Performances of organic distributed feedback (DFB) lasers made from holographic polymer dispersed liquid crystal (HPDLC) transmission gratings were greatly improved by replacing common laser dye with organic semiconductor poly(2-methoxy-5-(2′-ethyl-hexyloxy)-p-phenylenevinylene) (MEH-PPV) as the gain medium. The MEH-PPV layer was laminated between the glass substrate and the HPDLC grating layer. Light interaction for feedback is provided by an evanescent wave spread into the grating layer. The device showed single-mode, TE polarized laser emission with a threshold of only 0.17 μJ per pulse (17 μJ cm⁻²). Slope efficiencies as high as 4.7% and 6.5% were measured for optical pumping of the device with P polarization and S polarization, respectively.

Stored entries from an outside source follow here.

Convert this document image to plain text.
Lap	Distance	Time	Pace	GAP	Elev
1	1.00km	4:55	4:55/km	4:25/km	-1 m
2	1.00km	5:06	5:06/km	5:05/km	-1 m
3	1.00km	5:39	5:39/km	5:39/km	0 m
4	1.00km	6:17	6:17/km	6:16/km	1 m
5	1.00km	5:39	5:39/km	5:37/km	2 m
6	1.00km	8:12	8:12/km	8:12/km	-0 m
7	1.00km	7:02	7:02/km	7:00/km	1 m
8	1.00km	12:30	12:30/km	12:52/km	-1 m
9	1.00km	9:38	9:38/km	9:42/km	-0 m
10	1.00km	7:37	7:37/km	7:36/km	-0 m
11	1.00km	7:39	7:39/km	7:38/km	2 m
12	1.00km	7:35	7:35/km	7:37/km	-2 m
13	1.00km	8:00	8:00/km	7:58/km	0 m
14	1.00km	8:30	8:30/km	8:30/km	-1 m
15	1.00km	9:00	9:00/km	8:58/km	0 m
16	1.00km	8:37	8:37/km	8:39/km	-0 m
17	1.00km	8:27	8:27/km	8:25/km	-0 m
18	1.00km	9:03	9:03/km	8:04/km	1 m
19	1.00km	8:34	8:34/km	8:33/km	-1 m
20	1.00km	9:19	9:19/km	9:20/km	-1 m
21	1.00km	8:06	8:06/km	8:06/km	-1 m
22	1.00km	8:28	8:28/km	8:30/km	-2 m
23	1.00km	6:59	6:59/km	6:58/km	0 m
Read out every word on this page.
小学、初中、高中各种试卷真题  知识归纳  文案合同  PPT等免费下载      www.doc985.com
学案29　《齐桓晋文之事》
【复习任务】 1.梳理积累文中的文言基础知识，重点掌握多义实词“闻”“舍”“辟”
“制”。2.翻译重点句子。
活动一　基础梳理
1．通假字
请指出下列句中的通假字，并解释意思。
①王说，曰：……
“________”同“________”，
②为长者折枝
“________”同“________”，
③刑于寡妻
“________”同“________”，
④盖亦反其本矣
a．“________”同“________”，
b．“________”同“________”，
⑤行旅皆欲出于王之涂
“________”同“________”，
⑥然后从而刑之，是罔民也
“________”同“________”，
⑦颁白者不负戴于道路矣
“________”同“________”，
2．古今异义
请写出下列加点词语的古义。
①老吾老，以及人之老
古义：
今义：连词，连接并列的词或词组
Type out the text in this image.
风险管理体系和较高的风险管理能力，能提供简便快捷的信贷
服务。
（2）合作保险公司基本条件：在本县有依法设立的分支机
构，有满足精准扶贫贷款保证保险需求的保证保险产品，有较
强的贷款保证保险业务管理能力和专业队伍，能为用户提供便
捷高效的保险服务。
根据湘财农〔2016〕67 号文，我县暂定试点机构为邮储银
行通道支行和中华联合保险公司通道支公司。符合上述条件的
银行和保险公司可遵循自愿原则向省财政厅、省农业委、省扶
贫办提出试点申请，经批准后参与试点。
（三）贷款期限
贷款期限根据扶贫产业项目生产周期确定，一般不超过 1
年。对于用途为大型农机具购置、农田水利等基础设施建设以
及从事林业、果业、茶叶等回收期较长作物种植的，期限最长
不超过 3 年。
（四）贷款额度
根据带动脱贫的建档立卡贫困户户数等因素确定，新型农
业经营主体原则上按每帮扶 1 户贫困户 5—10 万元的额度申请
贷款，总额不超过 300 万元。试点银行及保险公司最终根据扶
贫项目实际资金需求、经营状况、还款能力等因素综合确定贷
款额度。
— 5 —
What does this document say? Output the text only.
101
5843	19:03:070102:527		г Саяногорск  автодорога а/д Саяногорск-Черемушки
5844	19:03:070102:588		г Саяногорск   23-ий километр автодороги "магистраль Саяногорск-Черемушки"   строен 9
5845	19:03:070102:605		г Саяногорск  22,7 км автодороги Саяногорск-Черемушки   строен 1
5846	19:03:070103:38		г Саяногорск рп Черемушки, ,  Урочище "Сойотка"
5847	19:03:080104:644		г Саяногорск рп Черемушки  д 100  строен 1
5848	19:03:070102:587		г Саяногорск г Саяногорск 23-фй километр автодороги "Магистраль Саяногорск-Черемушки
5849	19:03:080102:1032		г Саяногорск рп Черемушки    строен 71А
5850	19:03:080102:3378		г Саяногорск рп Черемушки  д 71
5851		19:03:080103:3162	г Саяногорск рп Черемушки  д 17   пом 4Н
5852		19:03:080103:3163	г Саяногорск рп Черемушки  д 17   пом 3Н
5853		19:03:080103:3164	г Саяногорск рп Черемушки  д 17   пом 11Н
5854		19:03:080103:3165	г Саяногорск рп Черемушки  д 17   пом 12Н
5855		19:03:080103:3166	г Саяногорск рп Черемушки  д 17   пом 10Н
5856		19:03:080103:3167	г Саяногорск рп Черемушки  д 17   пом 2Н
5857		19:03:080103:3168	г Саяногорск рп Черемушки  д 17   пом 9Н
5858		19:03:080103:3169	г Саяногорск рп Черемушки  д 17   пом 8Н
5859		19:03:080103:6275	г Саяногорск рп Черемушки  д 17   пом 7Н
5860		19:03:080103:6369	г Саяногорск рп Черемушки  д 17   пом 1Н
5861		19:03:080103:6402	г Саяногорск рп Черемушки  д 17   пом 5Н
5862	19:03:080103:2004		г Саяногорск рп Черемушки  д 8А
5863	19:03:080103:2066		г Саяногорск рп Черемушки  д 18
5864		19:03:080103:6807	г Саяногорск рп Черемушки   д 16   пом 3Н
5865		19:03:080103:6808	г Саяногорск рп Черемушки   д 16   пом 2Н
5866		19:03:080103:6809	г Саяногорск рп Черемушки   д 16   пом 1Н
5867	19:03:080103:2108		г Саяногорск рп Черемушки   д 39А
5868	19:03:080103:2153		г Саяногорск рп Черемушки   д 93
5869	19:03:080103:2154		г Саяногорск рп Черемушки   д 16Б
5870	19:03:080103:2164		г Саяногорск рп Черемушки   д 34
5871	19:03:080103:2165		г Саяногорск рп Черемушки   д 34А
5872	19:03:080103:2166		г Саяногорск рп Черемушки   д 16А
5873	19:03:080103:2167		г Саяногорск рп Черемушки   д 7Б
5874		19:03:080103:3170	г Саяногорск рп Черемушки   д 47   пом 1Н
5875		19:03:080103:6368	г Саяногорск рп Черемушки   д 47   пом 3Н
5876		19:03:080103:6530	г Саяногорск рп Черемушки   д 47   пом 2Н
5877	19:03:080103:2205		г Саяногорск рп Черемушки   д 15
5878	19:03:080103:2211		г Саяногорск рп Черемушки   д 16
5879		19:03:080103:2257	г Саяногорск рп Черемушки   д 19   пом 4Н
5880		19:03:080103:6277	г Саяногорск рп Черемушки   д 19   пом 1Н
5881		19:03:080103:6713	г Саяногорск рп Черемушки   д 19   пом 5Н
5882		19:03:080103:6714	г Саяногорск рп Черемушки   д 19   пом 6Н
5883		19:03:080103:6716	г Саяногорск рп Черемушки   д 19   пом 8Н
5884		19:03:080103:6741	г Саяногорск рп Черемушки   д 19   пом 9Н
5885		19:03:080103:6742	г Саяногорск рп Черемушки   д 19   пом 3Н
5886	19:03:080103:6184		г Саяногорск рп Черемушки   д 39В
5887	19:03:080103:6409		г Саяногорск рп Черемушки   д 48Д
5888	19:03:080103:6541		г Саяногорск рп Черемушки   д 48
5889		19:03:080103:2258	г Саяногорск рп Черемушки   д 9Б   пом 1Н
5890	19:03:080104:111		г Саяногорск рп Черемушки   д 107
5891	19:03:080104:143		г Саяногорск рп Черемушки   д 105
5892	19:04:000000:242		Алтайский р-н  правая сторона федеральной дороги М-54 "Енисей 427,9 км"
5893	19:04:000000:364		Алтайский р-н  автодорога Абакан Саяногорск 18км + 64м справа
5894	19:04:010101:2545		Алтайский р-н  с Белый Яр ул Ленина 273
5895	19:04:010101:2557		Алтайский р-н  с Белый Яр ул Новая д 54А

Lasing was also coupled by the grating out of the waveguide and into free space. Furthermore, the output laser wavelength was systematically tuned over a range of 43 nm by varying the grating period. The laser thresholds at different wavelengths trace well with the amplified spontaneous emission spectrum of the MEH-PPV film. In terms of the HPDLC technique, our results show there is still plenty of potential to be exploited for fabricating organic DFB lasers.